Digital surgery for gastroenterological diseases

Abstract

Advances in machine learning, computer vision and artificial intelligence methods, in combination with those in processing and cloud computing capability, portend the advent of true decision support during interventions in real-time and soon perhaps in automated surgical steps. Such capability, deployed alongside technology intraoperatively, is termed digital surgery and can be delivered without the need for high-end capital robotic investment. An area close to clinical usefulness right now harnesses advances in near infrared endolaparoscopy and fluorescence guidance for tissue characterisation through the use of biophysics-inspired algorithms. This represents a potential synergistic methodology for the deep learning methods currently advancing in ophthalmology, radiology, and recently gastroenterology via colonoscopy. As databanks of more general surgical videos are created, greater analytic insights can be derived across the operative spectrum of gastroenterological disease and operations (including instrumentation and operative step sequencing and recognition, followed over time by surgeon and instrument performance assessment) and linked to value-based outcomes. However, issues of legality, ethics and even morality need consideration, as do the limiting effects of monopolies, cartels and isolated data silos. Furthermore, the role of the surgeon, surgical societies and healthcare institutions in this evolving field needs active deliberation, as the default risks relegation to bystander or passive recipient. This editorial provides insight into this accelerating field by illuminating the near-future and next decade evolutionary steps towards widespread clinical integration for patient and societal benefit.

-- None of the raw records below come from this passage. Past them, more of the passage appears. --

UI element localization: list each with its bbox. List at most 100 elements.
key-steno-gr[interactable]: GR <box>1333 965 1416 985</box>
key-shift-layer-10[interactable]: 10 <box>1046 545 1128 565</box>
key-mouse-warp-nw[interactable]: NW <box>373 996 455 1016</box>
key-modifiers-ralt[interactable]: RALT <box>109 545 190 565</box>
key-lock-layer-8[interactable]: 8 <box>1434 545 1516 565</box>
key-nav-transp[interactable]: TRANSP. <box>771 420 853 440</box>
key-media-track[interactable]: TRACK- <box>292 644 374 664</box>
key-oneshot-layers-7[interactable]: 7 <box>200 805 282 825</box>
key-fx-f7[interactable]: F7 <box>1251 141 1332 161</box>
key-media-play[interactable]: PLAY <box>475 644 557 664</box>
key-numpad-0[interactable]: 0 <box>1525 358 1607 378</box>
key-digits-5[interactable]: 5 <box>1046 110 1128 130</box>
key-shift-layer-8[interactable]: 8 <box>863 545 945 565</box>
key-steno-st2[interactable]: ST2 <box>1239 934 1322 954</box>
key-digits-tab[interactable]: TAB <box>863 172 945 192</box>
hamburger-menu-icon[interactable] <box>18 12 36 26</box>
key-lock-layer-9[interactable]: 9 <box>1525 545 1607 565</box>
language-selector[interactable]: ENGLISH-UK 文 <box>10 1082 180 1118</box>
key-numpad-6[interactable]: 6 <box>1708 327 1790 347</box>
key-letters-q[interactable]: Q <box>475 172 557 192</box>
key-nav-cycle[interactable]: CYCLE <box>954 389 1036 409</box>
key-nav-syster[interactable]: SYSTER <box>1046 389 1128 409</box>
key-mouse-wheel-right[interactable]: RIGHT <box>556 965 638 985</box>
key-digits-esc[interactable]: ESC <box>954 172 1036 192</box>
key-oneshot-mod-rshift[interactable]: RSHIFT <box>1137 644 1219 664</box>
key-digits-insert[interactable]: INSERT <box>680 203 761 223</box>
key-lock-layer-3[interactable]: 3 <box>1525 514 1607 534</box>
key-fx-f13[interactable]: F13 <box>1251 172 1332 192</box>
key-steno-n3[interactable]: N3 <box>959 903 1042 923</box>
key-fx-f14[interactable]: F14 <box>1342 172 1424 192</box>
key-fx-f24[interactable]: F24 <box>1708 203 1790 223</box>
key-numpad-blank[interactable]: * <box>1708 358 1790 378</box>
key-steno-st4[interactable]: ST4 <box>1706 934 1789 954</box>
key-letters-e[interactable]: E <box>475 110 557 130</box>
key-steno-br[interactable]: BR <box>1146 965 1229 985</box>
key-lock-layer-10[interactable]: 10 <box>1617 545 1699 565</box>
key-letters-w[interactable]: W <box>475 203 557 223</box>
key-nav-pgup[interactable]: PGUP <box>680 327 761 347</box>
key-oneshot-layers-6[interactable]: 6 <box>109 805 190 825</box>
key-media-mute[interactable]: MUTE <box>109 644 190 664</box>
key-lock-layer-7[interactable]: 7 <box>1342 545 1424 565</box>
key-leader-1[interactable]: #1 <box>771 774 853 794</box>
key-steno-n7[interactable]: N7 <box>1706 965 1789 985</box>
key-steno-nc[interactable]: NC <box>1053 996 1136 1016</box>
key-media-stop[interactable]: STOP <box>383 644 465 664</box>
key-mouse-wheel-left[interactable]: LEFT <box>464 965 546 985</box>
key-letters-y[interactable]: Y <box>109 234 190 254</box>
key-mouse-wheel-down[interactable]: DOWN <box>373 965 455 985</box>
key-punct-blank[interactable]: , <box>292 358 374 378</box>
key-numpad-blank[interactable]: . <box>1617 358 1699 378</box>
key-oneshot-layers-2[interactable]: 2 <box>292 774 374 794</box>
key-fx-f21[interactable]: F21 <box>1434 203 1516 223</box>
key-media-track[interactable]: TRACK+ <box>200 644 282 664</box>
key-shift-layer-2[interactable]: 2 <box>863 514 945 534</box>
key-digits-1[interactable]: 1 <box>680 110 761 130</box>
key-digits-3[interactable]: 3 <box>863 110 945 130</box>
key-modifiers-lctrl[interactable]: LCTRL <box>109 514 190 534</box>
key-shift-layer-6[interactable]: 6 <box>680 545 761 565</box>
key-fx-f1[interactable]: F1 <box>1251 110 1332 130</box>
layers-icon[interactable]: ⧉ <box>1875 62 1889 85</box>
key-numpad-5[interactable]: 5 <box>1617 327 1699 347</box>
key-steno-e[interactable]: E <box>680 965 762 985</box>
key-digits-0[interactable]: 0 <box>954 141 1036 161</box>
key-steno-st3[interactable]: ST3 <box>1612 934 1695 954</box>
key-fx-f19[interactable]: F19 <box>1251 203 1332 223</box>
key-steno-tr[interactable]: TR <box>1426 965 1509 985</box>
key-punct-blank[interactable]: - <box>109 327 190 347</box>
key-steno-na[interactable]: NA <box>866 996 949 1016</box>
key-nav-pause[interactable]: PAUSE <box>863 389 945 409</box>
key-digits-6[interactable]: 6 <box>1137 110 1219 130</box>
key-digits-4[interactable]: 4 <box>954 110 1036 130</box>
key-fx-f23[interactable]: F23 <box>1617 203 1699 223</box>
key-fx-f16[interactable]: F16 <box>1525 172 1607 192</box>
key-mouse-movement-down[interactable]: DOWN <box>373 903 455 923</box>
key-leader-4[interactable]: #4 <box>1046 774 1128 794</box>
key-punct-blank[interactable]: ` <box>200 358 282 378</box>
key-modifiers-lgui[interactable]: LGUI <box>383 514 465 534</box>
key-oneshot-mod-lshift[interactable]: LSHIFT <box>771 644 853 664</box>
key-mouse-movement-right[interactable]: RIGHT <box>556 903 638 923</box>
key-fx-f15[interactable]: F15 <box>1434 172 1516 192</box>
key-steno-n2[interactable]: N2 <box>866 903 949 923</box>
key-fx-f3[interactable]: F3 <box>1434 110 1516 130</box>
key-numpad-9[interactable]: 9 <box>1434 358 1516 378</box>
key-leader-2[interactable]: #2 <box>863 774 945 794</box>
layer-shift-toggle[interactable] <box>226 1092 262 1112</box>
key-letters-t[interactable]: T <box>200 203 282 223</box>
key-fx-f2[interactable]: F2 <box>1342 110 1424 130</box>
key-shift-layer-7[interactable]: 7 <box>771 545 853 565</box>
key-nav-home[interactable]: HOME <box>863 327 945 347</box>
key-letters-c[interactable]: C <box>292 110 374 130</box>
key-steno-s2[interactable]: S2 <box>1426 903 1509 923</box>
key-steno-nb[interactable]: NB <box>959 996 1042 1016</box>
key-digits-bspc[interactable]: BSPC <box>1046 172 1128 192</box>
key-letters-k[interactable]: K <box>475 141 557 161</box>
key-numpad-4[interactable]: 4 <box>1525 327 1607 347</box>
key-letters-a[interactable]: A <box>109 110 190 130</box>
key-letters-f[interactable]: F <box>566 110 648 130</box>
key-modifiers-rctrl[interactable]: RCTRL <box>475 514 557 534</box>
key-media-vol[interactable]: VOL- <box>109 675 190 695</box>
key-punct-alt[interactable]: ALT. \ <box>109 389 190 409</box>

Keywords: Artificial intelligence; Biophysics; Deep learning; Digital surgery; Fluorescence-guided surgery; Gastrointestinal disease.

Figure 1

Digital surgery in action–real-time discrimination of tissue nature using fluorescence imaging and artificial intelligence. A: Transanal imaging of a rectal lesion using a Pinpoint (Novadaq, Mississauga, Canada; Stryker, Kalamazoo, MI, United States) near infrared imaging system; B: Following intravenous administration of indocyanine green (ICG) (0.25 mg/kg), fluorescence is observed within the lesion and surrounding tissue; C: In tandem with the ICG administration, regions of interest within healthy and unhealthy tissue (regions 0–3) are chosen by the surgeon for real-time assessment. Image tracking is performed using the visible light mode and light intensity readings extracted from the corresponding regions within the infrared spectrum video for each of these regions over time; D: Intensity profiles are subsequently fitted to biophysics-inspired artificial intelligence models of fluid movement in tissue to predict tissue nature with a binary outcome (healthy vs cancer) and a probability score (%).